I think the larger issue is, as you suggest, what one wants to do with the content one has brought into the DT database. If one uses DT primarily to find the needle in the haystack using searches and see also with image files, then it is probably not worth the effort to pull out and correct the underlying text.

However, if one has a smaller haystack and wants to extensively comment on the content, break down the content into multiply documents, and use sections in other applications, then a rich text file with the underlying text may be more useful than the image file, and therefore it may be worth the effort to create the rich text file.

As I work more with DTPO, I’m finding that deciding whether to use the DTPO scanning engine or a dedicated OCR to create the rich text file depends a lot on the characteristic of the scanned material. Simple layouts, such as your court material – 150 pages, one column, in upper case Courier – flow really well in DTPO.

On the other extreme, when I used DTPO to scan in facing pages from the beginning of a book chapter with a small typeface , the result was a mess. Apparently IRIS OCR was confused that the first page began lower down than the second page – the paragraphs ordering was jumbled and whole sections were gibberish. Using a dedicated OCR program I could catch the confusion as it occurred and force the paragraph ordering, if needed.

Perhaps a future version of DTPO will give the user additional options regarding how much control they want of the OCR process and whether a rich text file is wanted in addition to (or even instead of) the scanned image.

Thanks again for your help. DTPO provides so many tools and functions, it is easy for a newcomer to miss parts that would facilitate the job he or she is trying to get done. I’ve learned a lot from you and from experienced users who participate in the forums.
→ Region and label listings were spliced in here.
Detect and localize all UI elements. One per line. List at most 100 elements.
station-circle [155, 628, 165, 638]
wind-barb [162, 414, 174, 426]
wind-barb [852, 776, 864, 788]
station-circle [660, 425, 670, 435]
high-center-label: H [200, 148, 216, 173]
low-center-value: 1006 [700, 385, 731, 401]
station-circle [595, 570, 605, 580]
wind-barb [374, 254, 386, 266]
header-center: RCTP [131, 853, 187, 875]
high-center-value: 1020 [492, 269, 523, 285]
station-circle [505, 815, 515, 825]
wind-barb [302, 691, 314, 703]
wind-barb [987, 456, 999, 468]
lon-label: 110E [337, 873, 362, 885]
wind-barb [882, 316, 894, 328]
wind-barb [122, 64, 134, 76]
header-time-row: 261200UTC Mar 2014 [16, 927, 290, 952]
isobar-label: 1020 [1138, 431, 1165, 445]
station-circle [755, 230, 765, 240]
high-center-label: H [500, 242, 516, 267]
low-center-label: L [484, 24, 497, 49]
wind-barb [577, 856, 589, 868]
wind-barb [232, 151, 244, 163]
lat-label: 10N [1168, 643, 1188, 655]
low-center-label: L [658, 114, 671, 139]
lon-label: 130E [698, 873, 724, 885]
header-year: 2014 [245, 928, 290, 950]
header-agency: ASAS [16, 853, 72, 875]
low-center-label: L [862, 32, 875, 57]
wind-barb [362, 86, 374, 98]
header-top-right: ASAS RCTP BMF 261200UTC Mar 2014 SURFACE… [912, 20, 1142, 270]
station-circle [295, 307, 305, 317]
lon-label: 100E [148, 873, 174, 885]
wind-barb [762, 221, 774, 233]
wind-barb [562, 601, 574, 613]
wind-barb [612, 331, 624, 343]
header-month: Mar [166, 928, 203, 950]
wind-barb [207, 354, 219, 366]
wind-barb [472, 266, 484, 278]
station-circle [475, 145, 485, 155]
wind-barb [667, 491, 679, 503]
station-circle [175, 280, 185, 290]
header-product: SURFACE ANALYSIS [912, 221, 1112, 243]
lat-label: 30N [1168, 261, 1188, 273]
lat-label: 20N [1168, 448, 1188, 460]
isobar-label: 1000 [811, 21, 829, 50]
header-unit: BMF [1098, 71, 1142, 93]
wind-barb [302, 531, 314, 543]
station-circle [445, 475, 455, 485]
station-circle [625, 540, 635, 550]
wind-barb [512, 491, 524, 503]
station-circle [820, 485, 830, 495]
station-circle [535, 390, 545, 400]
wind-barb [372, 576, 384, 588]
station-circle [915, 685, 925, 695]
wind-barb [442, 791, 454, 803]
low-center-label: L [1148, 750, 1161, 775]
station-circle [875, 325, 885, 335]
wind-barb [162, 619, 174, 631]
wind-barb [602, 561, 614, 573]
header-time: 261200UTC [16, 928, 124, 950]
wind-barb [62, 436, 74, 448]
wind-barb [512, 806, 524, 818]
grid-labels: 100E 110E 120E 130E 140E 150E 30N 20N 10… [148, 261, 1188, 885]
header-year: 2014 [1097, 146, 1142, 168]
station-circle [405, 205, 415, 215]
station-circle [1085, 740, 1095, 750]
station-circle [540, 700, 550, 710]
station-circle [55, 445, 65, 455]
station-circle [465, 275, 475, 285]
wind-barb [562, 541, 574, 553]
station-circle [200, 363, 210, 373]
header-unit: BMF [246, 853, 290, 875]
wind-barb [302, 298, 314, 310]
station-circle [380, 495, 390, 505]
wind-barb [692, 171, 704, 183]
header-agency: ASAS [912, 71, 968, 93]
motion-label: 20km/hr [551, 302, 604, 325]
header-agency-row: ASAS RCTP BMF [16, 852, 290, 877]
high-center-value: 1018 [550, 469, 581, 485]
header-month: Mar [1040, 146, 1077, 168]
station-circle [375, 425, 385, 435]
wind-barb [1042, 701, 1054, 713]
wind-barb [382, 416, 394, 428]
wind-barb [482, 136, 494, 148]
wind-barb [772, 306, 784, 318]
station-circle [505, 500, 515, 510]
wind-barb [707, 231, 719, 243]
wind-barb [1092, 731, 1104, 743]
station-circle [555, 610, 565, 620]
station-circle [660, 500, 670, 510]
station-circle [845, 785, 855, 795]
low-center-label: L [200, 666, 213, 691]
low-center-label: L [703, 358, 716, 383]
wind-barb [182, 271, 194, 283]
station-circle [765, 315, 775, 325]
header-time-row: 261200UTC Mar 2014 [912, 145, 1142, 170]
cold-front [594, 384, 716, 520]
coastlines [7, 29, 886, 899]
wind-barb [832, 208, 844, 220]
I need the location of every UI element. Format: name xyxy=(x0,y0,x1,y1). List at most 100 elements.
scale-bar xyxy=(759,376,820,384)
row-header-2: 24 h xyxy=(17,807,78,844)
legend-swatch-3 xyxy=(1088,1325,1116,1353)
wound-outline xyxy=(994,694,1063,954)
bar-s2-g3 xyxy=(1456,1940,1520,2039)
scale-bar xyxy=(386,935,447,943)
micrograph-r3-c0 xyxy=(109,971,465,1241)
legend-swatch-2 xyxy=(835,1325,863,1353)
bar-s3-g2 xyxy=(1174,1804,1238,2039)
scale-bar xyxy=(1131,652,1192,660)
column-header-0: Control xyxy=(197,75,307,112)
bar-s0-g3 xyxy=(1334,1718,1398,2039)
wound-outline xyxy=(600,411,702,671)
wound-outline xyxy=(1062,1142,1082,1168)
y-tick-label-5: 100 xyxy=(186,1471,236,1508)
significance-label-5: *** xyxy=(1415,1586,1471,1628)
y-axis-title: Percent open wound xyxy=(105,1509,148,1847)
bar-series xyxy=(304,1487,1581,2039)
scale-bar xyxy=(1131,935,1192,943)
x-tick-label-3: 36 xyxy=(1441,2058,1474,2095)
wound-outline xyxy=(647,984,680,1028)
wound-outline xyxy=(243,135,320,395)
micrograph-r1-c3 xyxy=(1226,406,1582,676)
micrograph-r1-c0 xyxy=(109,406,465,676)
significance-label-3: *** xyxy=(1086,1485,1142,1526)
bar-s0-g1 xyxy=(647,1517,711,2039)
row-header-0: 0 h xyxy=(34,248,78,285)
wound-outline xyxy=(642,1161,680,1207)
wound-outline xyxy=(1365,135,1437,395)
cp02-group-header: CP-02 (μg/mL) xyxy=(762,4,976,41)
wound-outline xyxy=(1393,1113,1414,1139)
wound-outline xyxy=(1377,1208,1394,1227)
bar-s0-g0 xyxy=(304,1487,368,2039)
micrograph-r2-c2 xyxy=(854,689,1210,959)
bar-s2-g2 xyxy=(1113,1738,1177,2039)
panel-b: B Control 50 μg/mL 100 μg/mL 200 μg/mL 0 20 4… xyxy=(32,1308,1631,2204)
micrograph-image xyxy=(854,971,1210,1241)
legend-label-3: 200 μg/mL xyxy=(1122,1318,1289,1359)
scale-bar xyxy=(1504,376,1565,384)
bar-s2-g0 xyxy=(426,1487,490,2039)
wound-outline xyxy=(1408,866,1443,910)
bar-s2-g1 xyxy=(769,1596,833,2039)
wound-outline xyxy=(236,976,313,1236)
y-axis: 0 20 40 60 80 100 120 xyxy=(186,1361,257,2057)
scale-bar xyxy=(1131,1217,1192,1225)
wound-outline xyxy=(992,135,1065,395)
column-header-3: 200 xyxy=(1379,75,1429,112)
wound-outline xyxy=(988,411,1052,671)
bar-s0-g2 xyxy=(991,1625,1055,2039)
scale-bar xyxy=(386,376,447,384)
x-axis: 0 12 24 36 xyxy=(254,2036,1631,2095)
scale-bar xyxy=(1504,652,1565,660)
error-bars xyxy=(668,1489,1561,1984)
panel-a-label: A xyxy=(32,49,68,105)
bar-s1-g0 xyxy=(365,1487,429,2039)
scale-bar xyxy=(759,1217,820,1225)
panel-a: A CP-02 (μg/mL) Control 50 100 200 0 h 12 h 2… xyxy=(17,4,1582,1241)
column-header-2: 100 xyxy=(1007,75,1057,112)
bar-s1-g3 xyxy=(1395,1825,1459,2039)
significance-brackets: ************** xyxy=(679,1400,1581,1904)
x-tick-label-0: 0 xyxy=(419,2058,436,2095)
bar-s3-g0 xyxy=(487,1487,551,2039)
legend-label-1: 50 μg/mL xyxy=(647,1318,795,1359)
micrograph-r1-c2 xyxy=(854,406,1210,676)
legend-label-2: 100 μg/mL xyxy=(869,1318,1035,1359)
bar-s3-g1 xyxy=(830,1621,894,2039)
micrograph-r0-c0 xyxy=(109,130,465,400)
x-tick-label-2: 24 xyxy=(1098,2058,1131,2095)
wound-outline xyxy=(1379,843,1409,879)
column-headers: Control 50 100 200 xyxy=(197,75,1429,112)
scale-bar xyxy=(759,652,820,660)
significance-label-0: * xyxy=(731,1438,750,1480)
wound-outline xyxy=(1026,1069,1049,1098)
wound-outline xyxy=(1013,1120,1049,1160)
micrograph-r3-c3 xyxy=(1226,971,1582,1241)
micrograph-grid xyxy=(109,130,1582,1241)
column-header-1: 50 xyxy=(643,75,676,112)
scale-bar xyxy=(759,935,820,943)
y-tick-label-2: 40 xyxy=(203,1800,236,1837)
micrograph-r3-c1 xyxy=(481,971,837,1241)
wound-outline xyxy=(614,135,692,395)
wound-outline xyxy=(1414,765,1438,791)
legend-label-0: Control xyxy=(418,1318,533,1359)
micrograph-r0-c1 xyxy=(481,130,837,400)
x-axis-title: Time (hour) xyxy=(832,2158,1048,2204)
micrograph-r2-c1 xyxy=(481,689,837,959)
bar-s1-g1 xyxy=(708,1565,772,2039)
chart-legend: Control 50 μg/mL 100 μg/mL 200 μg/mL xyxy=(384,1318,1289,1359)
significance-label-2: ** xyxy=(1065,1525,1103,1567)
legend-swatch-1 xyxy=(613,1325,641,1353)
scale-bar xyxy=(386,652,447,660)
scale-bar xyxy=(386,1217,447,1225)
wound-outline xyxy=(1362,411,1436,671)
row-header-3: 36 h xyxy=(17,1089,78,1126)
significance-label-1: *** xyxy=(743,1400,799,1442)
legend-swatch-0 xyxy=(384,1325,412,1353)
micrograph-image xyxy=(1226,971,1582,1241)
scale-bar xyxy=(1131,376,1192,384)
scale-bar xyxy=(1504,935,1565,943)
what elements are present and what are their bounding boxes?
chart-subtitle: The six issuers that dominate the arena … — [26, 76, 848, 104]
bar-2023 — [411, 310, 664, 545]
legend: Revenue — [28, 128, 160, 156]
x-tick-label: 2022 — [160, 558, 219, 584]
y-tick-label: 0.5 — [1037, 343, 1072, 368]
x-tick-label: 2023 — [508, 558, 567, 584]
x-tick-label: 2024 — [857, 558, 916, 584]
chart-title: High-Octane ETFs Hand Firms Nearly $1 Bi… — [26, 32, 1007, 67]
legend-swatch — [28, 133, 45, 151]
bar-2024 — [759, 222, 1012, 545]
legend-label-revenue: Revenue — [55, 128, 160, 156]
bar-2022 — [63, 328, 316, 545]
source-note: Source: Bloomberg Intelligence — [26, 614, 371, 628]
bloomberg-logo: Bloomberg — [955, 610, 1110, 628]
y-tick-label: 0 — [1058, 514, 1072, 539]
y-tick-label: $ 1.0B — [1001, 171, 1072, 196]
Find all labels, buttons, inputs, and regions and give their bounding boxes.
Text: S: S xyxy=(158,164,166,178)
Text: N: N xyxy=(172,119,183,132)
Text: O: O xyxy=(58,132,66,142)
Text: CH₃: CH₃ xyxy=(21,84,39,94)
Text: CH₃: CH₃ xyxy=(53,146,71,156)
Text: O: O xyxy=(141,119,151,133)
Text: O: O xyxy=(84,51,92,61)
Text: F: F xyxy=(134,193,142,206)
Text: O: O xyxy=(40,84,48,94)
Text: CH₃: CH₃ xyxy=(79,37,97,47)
Comments and suggestions appreciated.

Mitchell

Hi, Mitchell. Thanks for telling me that the current version of PDFKit allows one to Option-drag to select a block of text in a multicolumn document page displayed in DT Pro. I hadn’t checked that out, as early versions of PDFKit didn’t have that feature.

I’m delighted to find that out. :slight_smile:

Yes, you are correct that when OCRing a page with blocks of text, the order of blocks often differs in the text layer from their order in the image layer. So if you use Data > Convert to produce a text version of the PDF it will take some editing to put the text elements into proper order.

That’s not a problem if you are reading or printing the PDF. But it can be frustrating if you need to edit and use the converted text.

As far as correcting OCR errors, I still think it’s faster to view the PDF and converted text document pages side-by-side to correct OCR errors if I’m going to use the text as a quote in another document, although of course that doesn’t actually correct text errors in the PDF document itself.

The developers of Papyrus have hinted that a future version will allow one to read normal PDF documents. I’m hopeful (though still skeptical) that one could then directly correct errors in the text layer. We’ll see. I’m using Papyrus 12 because it has a hybrid PDF file type that lets me produce fully editable PDFs.